池田は「私自身が日和ととして100%生きないと映画がペラペラなものになるので、撮影前から幼い頃からの日和の日記を書いて、その人生を疑似体験をしました。日和は私とは生きてきた境遇は違うんですけど、ほとんど私と同じ人間。つらいこと苦しいことを人前で笑ってごまかして虚勢を張って生きる。それが日和も同じ。1年前の23歳の自分、頑張りました」。

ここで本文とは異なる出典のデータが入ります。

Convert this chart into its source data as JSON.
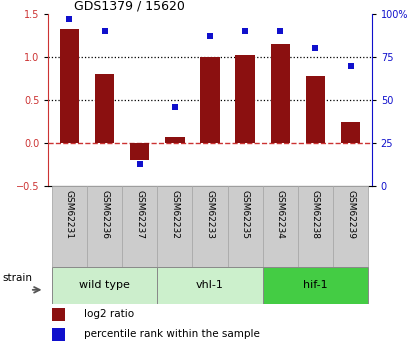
{
  "title": "GDS1379 / 15620",
  "samples": [
    "GSM62231",
    "GSM62236",
    "GSM62237",
    "GSM62232",
    "GSM62233",
    "GSM62235",
    "GSM62234",
    "GSM62238",
    "GSM62239"
  ],
  "log2_ratio": [
    1.32,
    0.8,
    -0.2,
    0.07,
    1.0,
    1.02,
    1.15,
    0.78,
    0.24
  ],
  "percentile_rank": [
    97,
    90,
    13,
    46,
    87,
    90,
    90,
    80,
    70
  ],
  "groups": [
    {
      "label": "wild type",
      "start": 0,
      "end": 3,
      "color": "#cceecc"
    },
    {
      "label": "vhl-1",
      "start": 3,
      "end": 6,
      "color": "#ccf0cc"
    },
    {
      "label": "hif-1",
      "start": 6,
      "end": 9,
      "color": "#44cc44"
    }
  ],
  "bar_color": "#8B1010",
  "dot_color": "#1010CC",
  "ylim_left": [
    -0.5,
    1.5
  ],
  "ylim_right": [
    0,
    100
  ],
  "yticks_left": [
    -0.5,
    0.0,
    0.5,
    1.0,
    1.5
  ],
  "yticks_right": [
    0,
    25,
    50,
    75,
    100
  ],
  "hline_dotted": [
    0.5,
    1.0
  ],
  "hline_zero_color": "#CC3333",
  "axis_left_color": "#CC3333",
  "axis_right_color": "#1010CC",
  "label_box_color": "#cccccc",
  "label_box_edge": "#aaaaaa",
  "background_color": "#ffffff",
  "strain_label": "strain",
  "legend_log2": "log2 ratio",
  "legend_pct": "percentile rank within the sample",
  "fig_width": 4.2,
  "fig_height": 3.45,
  "dpi": 100
}
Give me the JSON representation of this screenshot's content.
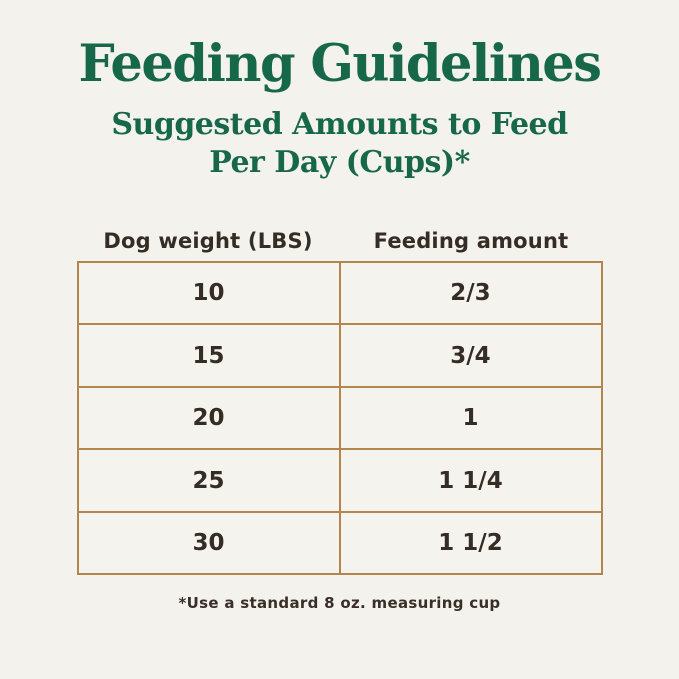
{
  "page": {
    "title": "Feeding Guidelines",
    "subtitle_line1": "Suggested Amounts to Feed",
    "subtitle_line2": "Per Day (Cups)*",
    "footnote": "*Use a standard 8 oz. measuring cup"
  },
  "table": {
    "headers": [
      "Dog weight (LBS)",
      "Feeding amount"
    ],
    "rows": [
      {
        "weight": "10",
        "amount": "2/3"
      },
      {
        "weight": "15",
        "amount": "3/4"
      },
      {
        "weight": "20",
        "amount": "1"
      },
      {
        "weight": "25",
        "amount": "1 1/4"
      },
      {
        "weight": "30",
        "amount": "1 1/2"
      }
    ]
  },
  "chart_data": {
    "type": "table",
    "title": "Feeding Guidelines",
    "subtitle": "Suggested Amounts to Feed Per Day (Cups)*",
    "columns": [
      "Dog weight (LBS)",
      "Feeding amount"
    ],
    "rows": [
      [
        "10",
        "2/3"
      ],
      [
        "15",
        "3/4"
      ],
      [
        "20",
        "1"
      ],
      [
        "25",
        "1 1/4"
      ],
      [
        "30",
        "1 1/2"
      ]
    ],
    "footnote": "*Use a standard 8 oz. measuring cup"
  },
  "colors": {
    "background": "#f4f2ec",
    "heading_green": "#17684a",
    "table_border": "#b5854f",
    "text_dark": "#362c26"
  }
}
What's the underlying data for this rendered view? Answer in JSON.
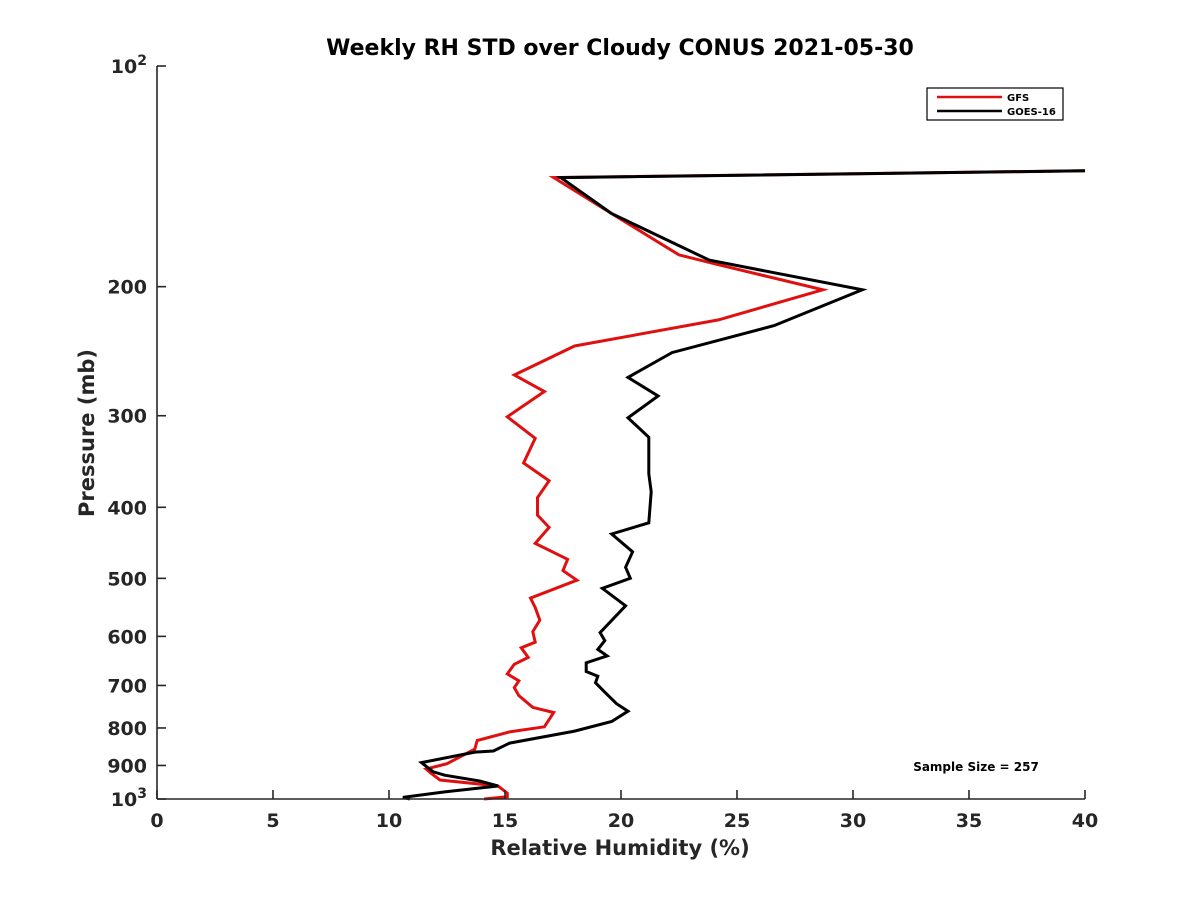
{
  "chart_data": {
    "type": "line",
    "title": "Weekly RH STD over Cloudy CONUS 2021-05-30",
    "xlabel": "Relative Humidity (%)",
    "ylabel": "Pressure (mb)",
    "xlim": [
      0,
      40
    ],
    "ylim": [
      100,
      1000
    ],
    "y_scale": "log",
    "y_reversed": true,
    "grid": false,
    "legend_position": "top-right",
    "x_ticks": [
      0,
      5,
      10,
      15,
      20,
      25,
      30,
      35,
      40
    ],
    "x_tick_labels": [
      "0",
      "5",
      "10",
      "15",
      "20",
      "25",
      "30",
      "35",
      "40"
    ],
    "y_ticks": [
      {
        "value": 100,
        "base": "10",
        "exp": "2"
      },
      {
        "value": 200,
        "label": "200"
      },
      {
        "value": 300,
        "label": "300"
      },
      {
        "value": 400,
        "label": "400"
      },
      {
        "value": 500,
        "label": "500"
      },
      {
        "value": 600,
        "label": "600"
      },
      {
        "value": 700,
        "label": "700"
      },
      {
        "value": 800,
        "label": "800"
      },
      {
        "value": 900,
        "label": "900"
      },
      {
        "value": 1000,
        "base": "10",
        "exp": "3"
      }
    ],
    "annotation": "Sample Size = 257",
    "series": [
      {
        "name": "GFS",
        "color": "#e01010",
        "points": [
          [
            40.0,
            139
          ],
          [
            17.1,
            142
          ],
          [
            19.6,
            159
          ],
          [
            22.5,
            181
          ],
          [
            24.0,
            186
          ],
          [
            28.7,
            202
          ],
          [
            24.2,
            222
          ],
          [
            18.0,
            241
          ],
          [
            15.4,
            264
          ],
          [
            16.7,
            278
          ],
          [
            15.1,
            301
          ],
          [
            16.3,
            322
          ],
          [
            15.8,
            348
          ],
          [
            16.9,
            368
          ],
          [
            16.4,
            388
          ],
          [
            16.4,
            410
          ],
          [
            16.9,
            426
          ],
          [
            16.3,
            448
          ],
          [
            17.7,
            471
          ],
          [
            17.5,
            488
          ],
          [
            18.1,
            503
          ],
          [
            16.1,
            532
          ],
          [
            16.3,
            548
          ],
          [
            16.5,
            570
          ],
          [
            16.2,
            591
          ],
          [
            16.3,
            611
          ],
          [
            15.7,
            622
          ],
          [
            16.0,
            641
          ],
          [
            15.4,
            655
          ],
          [
            15.1,
            675
          ],
          [
            15.6,
            690
          ],
          [
            15.4,
            705
          ],
          [
            15.6,
            723
          ],
          [
            16.2,
            750
          ],
          [
            17.1,
            762
          ],
          [
            16.7,
            797
          ],
          [
            15.2,
            810
          ],
          [
            13.8,
            832
          ],
          [
            13.7,
            855
          ],
          [
            12.5,
            895
          ],
          [
            11.6,
            910
          ],
          [
            11.8,
            922
          ],
          [
            12.2,
            942
          ],
          [
            14.7,
            960
          ],
          [
            15.1,
            982
          ],
          [
            15.1,
            993
          ],
          [
            14.1,
            1000
          ]
        ]
      },
      {
        "name": "GOES-16",
        "color": "#000000",
        "points": [
          [
            40.0,
            139
          ],
          [
            17.4,
            142
          ],
          [
            19.6,
            159
          ],
          [
            23.8,
            184
          ],
          [
            30.4,
            202
          ],
          [
            26.6,
            226
          ],
          [
            22.2,
            246
          ],
          [
            20.3,
            266
          ],
          [
            21.6,
            282
          ],
          [
            20.3,
            302
          ],
          [
            21.2,
            321
          ],
          [
            21.2,
            360
          ],
          [
            21.3,
            381
          ],
          [
            21.2,
            420
          ],
          [
            19.6,
            435
          ],
          [
            20.5,
            460
          ],
          [
            20.2,
            483
          ],
          [
            20.4,
            500
          ],
          [
            19.2,
            516
          ],
          [
            20.2,
            545
          ],
          [
            19.1,
            593
          ],
          [
            19.3,
            608
          ],
          [
            19.0,
            625
          ],
          [
            19.4,
            638
          ],
          [
            18.5,
            652
          ],
          [
            18.5,
            670
          ],
          [
            19.0,
            680
          ],
          [
            18.9,
            694
          ],
          [
            19.3,
            715
          ],
          [
            19.8,
            741
          ],
          [
            20.3,
            759
          ],
          [
            19.6,
            784
          ],
          [
            18.0,
            808
          ],
          [
            15.2,
            839
          ],
          [
            14.5,
            860
          ],
          [
            13.7,
            863
          ],
          [
            11.4,
            892
          ],
          [
            11.9,
            918
          ],
          [
            12.4,
            928
          ],
          [
            13.9,
            945
          ],
          [
            14.7,
            960
          ],
          [
            12.4,
            978
          ],
          [
            10.6,
            995
          ],
          [
            10.9,
            1000
          ]
        ]
      }
    ]
  }
}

綱は「この映画をやる前は自分の居場所ということを考えたことはなかった。この映画をやって、家族・友達、仕事の現場が居場所だと思った。映画と言うより、ほぼドキュメンタリー」。

高橋は「この作品で、気付かないうちに居場所を作ってもらえてたのかな。僕自身が居場所になれるようになりたいと思った。スクリーンの中が自分の居場所だと思うので、日々精進したい。これだけの熱量で作って来たんだなと、今日、みんなの顔を見て思いました」と話した。

秋葉監督は「『東京逃避行』という形になる前に5年間かかった。その間に救えなかったと方とかもいて、それをキャストの方に背負わせてしまった。18歳の僕に『映画監督になれて良かったな』って言える作品になってよかった。キャストである前に同い年の2人がいて、お兄さん2人がいて、このメンバー、スタッフの皆さん一緒に走ってくださってありがとうという気持ちです」と涙ぐんだ。